In January 2023, EPRA raised the inflation adjustment cost to 85 cents per unit from 67 cents per unit, an adjustment that will be in place until the end of June.

This was after the Kenya National Bureau of Statistics (KNBS) announced an inflation rate of 9.0 per cent in January. The rate projected that electricity prices would rise by 78 pc by April.

EPRA already increased the cost of power for ordinary domestic users in June to Ksh28 kWh up from Ksh26 kWh in May.

“As a government, we are already working on a mechanism to lower the cost of power, especially for our manufacturers. EPRA is already working on and has tabled our proposal that we reduce the cost of power for manufacturing to Ksh10 kWh down from what it is today at above Ksh20 kWh,” said Mukhwana.

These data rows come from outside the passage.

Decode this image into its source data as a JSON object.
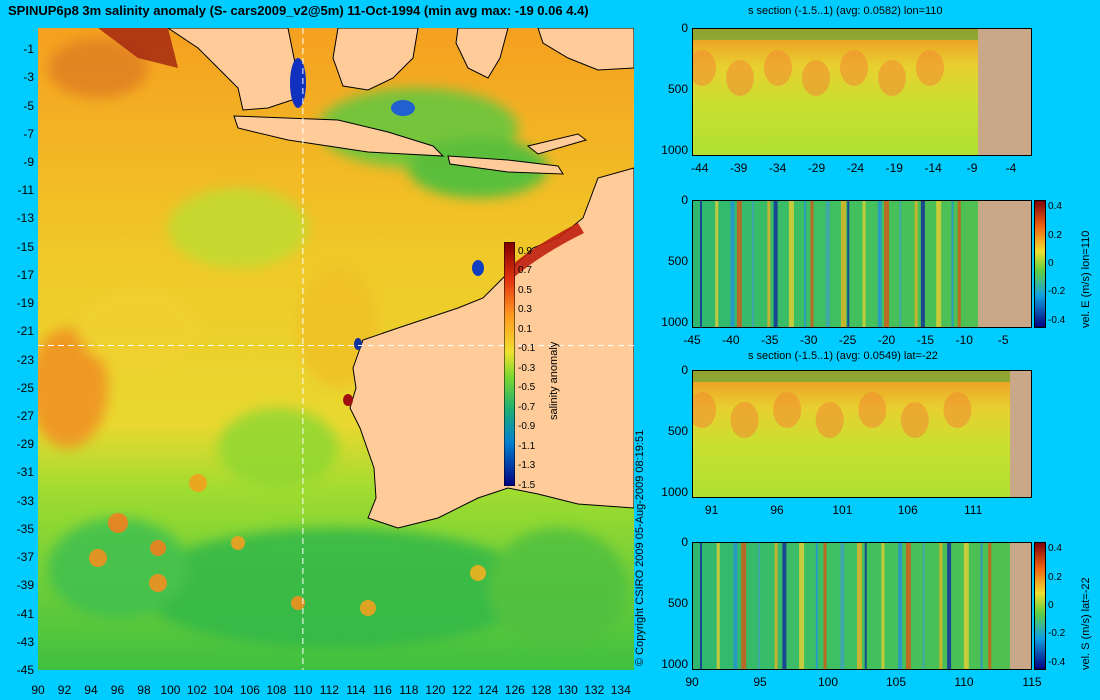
{
  "title": "SPINUP6p8 3m salinity anomaly (S- cars2009_v2@5m) 11-Oct-1994 (min avg max: -19 0.06 4.4)",
  "copyright": "© Copyright CSIRO 2009  05-Aug-2009 08:19:51",
  "map": {
    "x_ticks": [
      "90",
      "92",
      "94",
      "96",
      "98",
      "100",
      "102",
      "104",
      "106",
      "108",
      "110",
      "112",
      "114",
      "116",
      "118",
      "120",
      "122",
      "124",
      "126",
      "128",
      "130",
      "132",
      "134"
    ],
    "y_ticks": [
      "-1",
      "-3",
      "-5",
      "-7",
      "-9",
      "-11",
      "-13",
      "-15",
      "-17",
      "-19",
      "-21",
      "-23",
      "-25",
      "-27",
      "-29",
      "-31",
      "-33",
      "-35",
      "-37",
      "-39",
      "-41",
      "-43",
      "-45"
    ],
    "lon_range": [
      90,
      135
    ],
    "lat_range": [
      -45,
      0.5
    ],
    "crosshair": {
      "lon": 110,
      "lat": -22
    },
    "colorbar": {
      "label": "salinity anomaly",
      "ticks": [
        "0.9",
        "0.7",
        "0.5",
        "0.3",
        "0.1",
        "-0.1",
        "-0.3",
        "-0.5",
        "-0.7",
        "-0.9",
        "-1.1",
        "-1.3",
        "-1.5"
      ],
      "range": [
        -1.5,
        1.0
      ]
    },
    "land_color": "#ffcc99"
  },
  "panels": [
    {
      "title": "s section (-1.5..1) (avg: 0.0582) lon=110",
      "x_ticks": [
        "-44",
        "-39",
        "-34",
        "-29",
        "-24",
        "-19",
        "-14",
        "-9",
        "-4"
      ],
      "y_ticks": [
        "0",
        "500",
        "1000"
      ],
      "ylabel": "",
      "colorbar_ticks": []
    },
    {
      "title": "",
      "x_ticks": [
        "-45",
        "-40",
        "-35",
        "-30",
        "-25",
        "-20",
        "-15",
        "-10",
        "-5"
      ],
      "y_ticks": [
        "0",
        "500",
        "1000"
      ],
      "ylabel": "vel. E (m/s) lon=110",
      "colorbar_ticks": [
        "0.4",
        "0.2",
        "0",
        "-0.2",
        "-0.4"
      ]
    },
    {
      "title": "s section (-1.5..1) (avg: 0.0549) lat=-22",
      "x_ticks": [
        "91",
        "96",
        "101",
        "106",
        "111"
      ],
      "y_ticks": [
        "0",
        "500",
        "1000"
      ],
      "ylabel": "",
      "colorbar_ticks": []
    },
    {
      "title": "",
      "x_ticks": [
        "90",
        "95",
        "100",
        "105",
        "110",
        "115"
      ],
      "y_ticks": [
        "0",
        "500",
        "1000"
      ],
      "ylabel": "vel. S (m/s) lat=-22",
      "colorbar_ticks": [
        "0.4",
        "0.2",
        "0",
        "-0.2",
        "-0.4"
      ]
    }
  ]
}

Kenya as a country he said is not as well-endowed as other East African countries on power because looking at Uganda for example, with Lake Victoria and the Nile they are able to produce a lot cheaper electricity.

Tanzania, he said, because natural gas is also able to produce electricity at a lower cost, unlike in Kenya we are disadvantaged because almost 25pc of Kenya is arable and the rest is arid and semi- arid.

PS Mukhwana said that the government had invested a lot in Wind energy at Loyangalani in Turkana and also in Ngong.

The government pumped Ksh80 billion worth of investment in the embattled Lake Turkana Wind Power project in Loiyangalani expected to generate clean renewable and low-cost wind energy for distribution to the Kenya Power and Lighting Company (KPLC).

He said that the government had plans to start similar projects in Lamu and Tana River counties.

“Our electricity has been very expensive, what we have done as government is that we started in Naivasha where we are using geothermal energy” said Mukhwana.

On the issue of increased VAT on fuel from 8pc to 16pc as passed in the Finance Bill 2023, Mukhwana said that this was occasioned by the removal of subsidies.

He said that when the VAT was at 8 percent, Kenyans were still subsidizing oil marketers the remaining 8pc.

“The government is already taking up measures to ensure we lower the cost of fuel. Through the Government-to-Government agreement with the UAE, Qatar and Saudi Arabia, we are buying fuel in Kenya shillings as opposed to using dollars which made fuel more expensive,” he said.

The vice chairman and director of Milly Glass Works Limited Mohammed Rashid lauded the governments’ initiatives to promote manufacturers and the efforts made to reduce cost of power to enable ease of doing business.

The initiatives he said were in the right direction in the government’s efforts for manufacturing to go to 20 percent of the country’s GDP by 2030.

Rashid said that it is good that the government is interacting more and more with manufacturers and investors in the country.

“Today as investors and manufacturers in the country, we are seeing it happen because when a PS comes to see you and wants to know what you are doing and producing, it’s a move in the right direction

“This has never happened at this magnitude until the last few months where we have seen government officials coming down to ask us what they can do for us to improve manufacturing and industries,” said Rashid.

Rashid said that as local investors, they fully support the government’s agenda to reduce imports so that Kenyans can continue investing more in this country and expanding our industrial base.

He added the cost of electricity has been on the discussion table for a while, and agrees that though there is nothing much that the government can do, they have been trying a lot.